Cuz basically, if you're doing React Native Development without Expo, you will occasionally have to touch these Native codes. And the more comfortable you become with it, just the easier it will be in the long run. Cool, okay. So, our build failed, and this is actually to be expected.

And this is another thing that's pretty frequent when you're doing data development, because your environment keeps changing. So now we have a build error and this is actually something that I was expecting to happen. And I just wanted to illustrate that these things happen, don't worry, Google the error, things happen.

And the reason this is happening is because our development environment changed. So last week, I think, X-code 13 came out and this is X-code 13. And I think my Mac, at least, automatically upgrades to it and X-code 13 supports Swift by default. And our template app doesn't have any Swift files.

So what this is actually trying to do, is it's trying to load a swift file is going there's no swift in your project everything's terrible. So there's a quick fix for it and basically what we're going to do is, we're going to add a empty Swift file into our project.

So I'm just going to right click on new tracker, new file, Swift file, next, and I'm just going to call it dummy for dummy file, create. And now this is the bit that's important. It's asking me if I want to create an objective C bridging header. A bridging header is basically the way that you can interact between Swift code and Objective Swift code.

So if you wanted to write native modules, for example, for React Native and you wanted to do it in Swift, what you actually have to do is, you write your JavaScript code and then you bind it to your Objective C code. And then use a bridging header to bridge it to your Swift code.

Then we create a bridging header, this created this dummy file, and the bridging header.
>> You mentioned that in the future, the React Native template will probably resolve this. Correct, yes.
>> Yeah, it definitely will. I was thinking of doing a PR for it but I didn't want to do a last minute fix.
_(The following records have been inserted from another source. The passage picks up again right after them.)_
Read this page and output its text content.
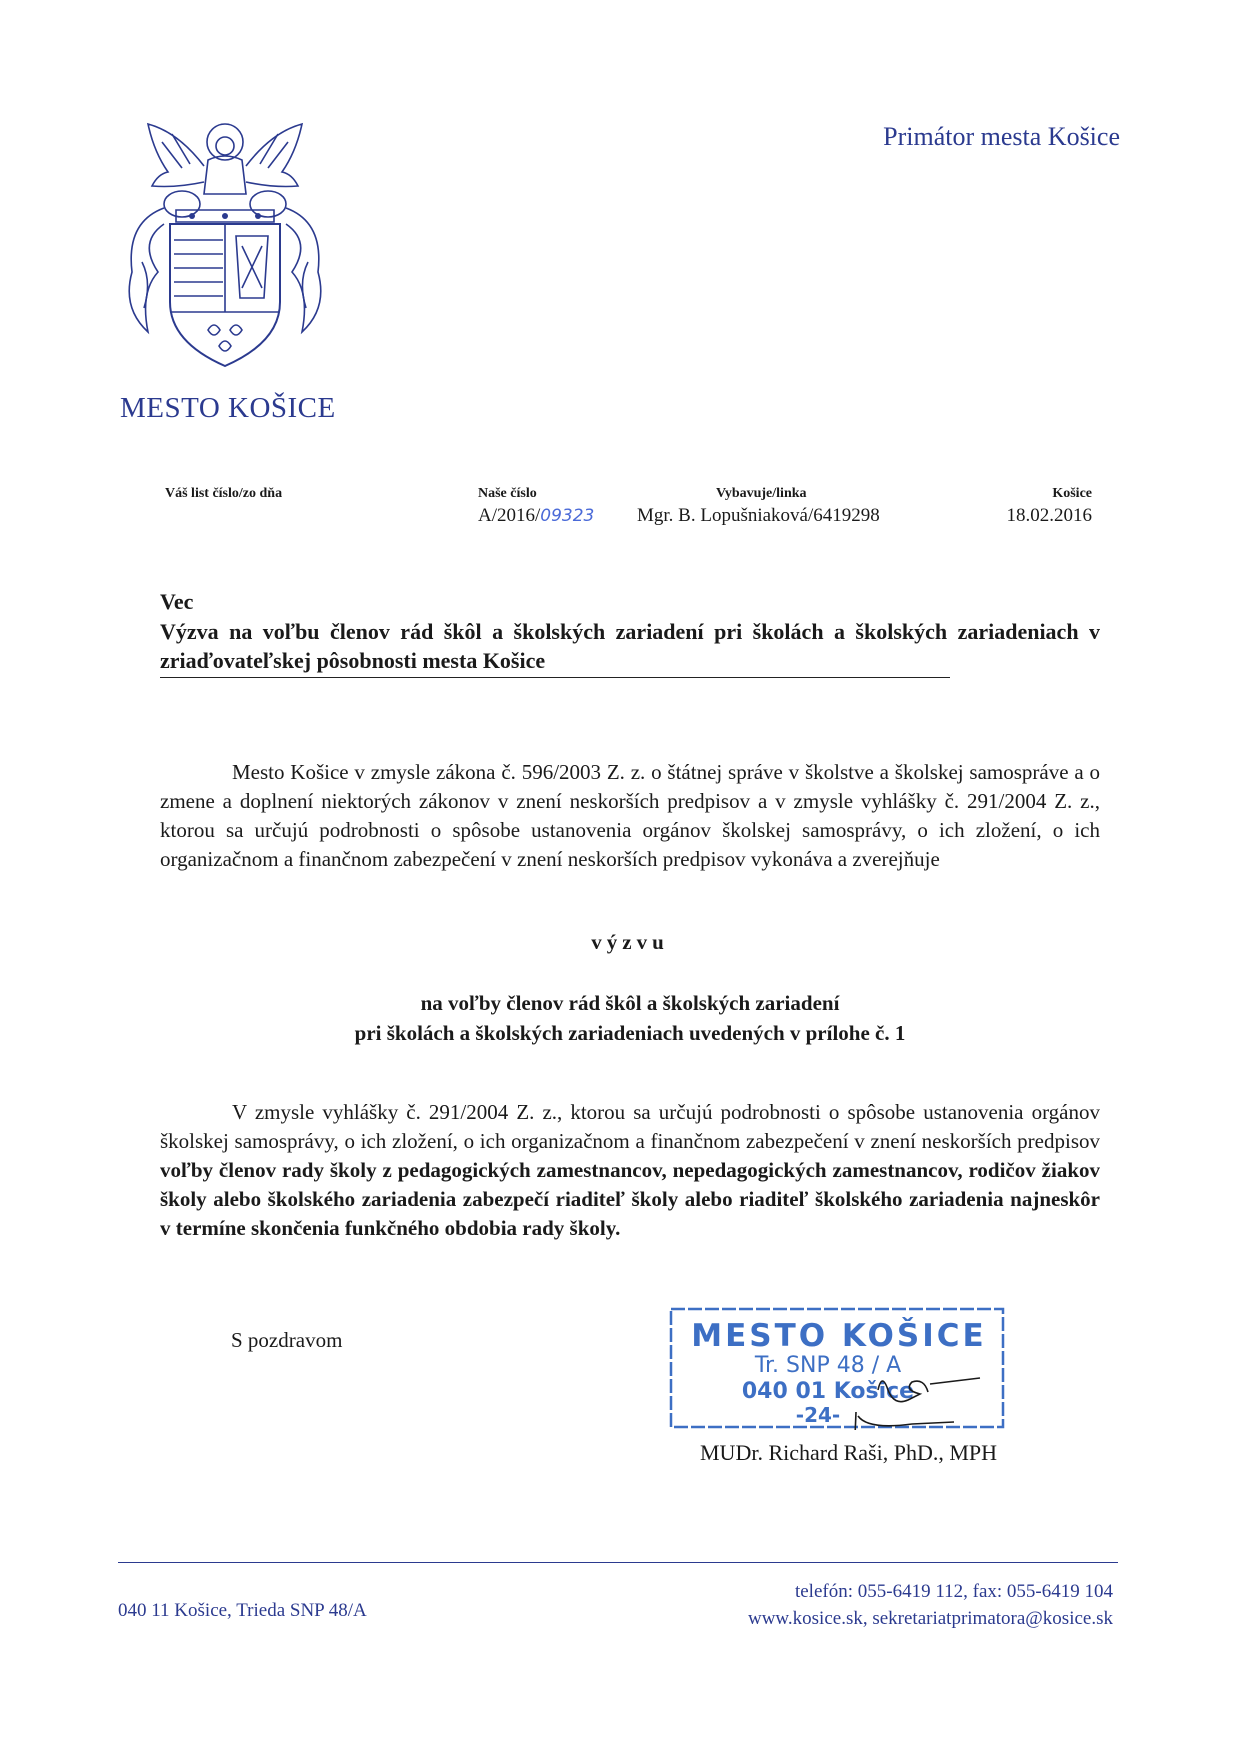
MESTO KOŠICE
Primátor mesta Košice
Váš list číslo/zo dňa	Naše číslo
A/2016/09323
Vybavuje/linka
Mgr. B. Lopušniaková/6419298
Košice
18.02.2016
Vec
Výzva na voľbu členov rád škôl a školských zariadení pri školách a školských zariadeniach v zriaďovateľskej pôsobnosti mesta Košice
Mesto Košice v zmysle zákona č. 596/2003 Z. z. o štátnej správe v školstve a školskej samospráve a o zmene a doplnení niektorých zákonov v znení neskorších predpisov a v zmysle vyhlášky č. 291/2004 Z. z., ktorou sa určujú podrobnosti o spôsobe ustanovenia orgánov školskej samosprávy, o ich zložení, o ich organizačnom a finančnom zabezpečení v znení neskorších predpisov vykonáva a zverejňuje
výzvu
na voľby členov rád škôl a školských zariadení
pri školách a školských zariadeniach uvedených v prílohe č. 1
V zmysle vyhlášky č. 291/2004 Z. z., ktorou sa určujú podrobnosti o spôsobe ustanovenia orgánov školskej samosprávy, o ich zložení, o ich organizačnom a finančnom zabezpečení v znení neskorších predpisov voľby členov rady školy z pedagogických zamestnancov, nepedagogických zamestnancov, rodičov žiakov školy alebo školského zariadenia zabezpečí riaditeľ školy alebo riaditeľ školského zariadenia najneskôr v termíne skončenia funkčného obdobia rady školy.
S pozdravom	MESTO KOŠICE
Tr. SNP 48 / A
040 01 Košice
-24-
MUDr. Richard Raši, PhD., MPH
040 11 Košice, Trieda SNP 48/A
telefón: 055-6419 112, fax: 055-6419 104
www.kosice.sk, sekretariatprimatora@kosice.sk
I actually thought it would be nice to show this on the workshop as well. Because if you're doing this in real life, for clients, these things will happen. And you just become more comfortable, you're like, okay, something's changed, is there a new version of one of the major tools that I use?

Okay, yes, there is. I can see what's going on. So it is kinda just part of being a developer and it's not at all scary. Right, looks like this has worked, which is excellent. So this is now bundling the JavaScript bundle here. Excellent, so one thing to note, and I've been doing React in development for years, and I never read these instructions.

But, if you're, for example, pressed R in the tab where your Metro boundary is, if you refresh the app, how handy is that? And same for D, you can open the developer tools. I think that only works on the real device. Cool, let's now swap and do Android.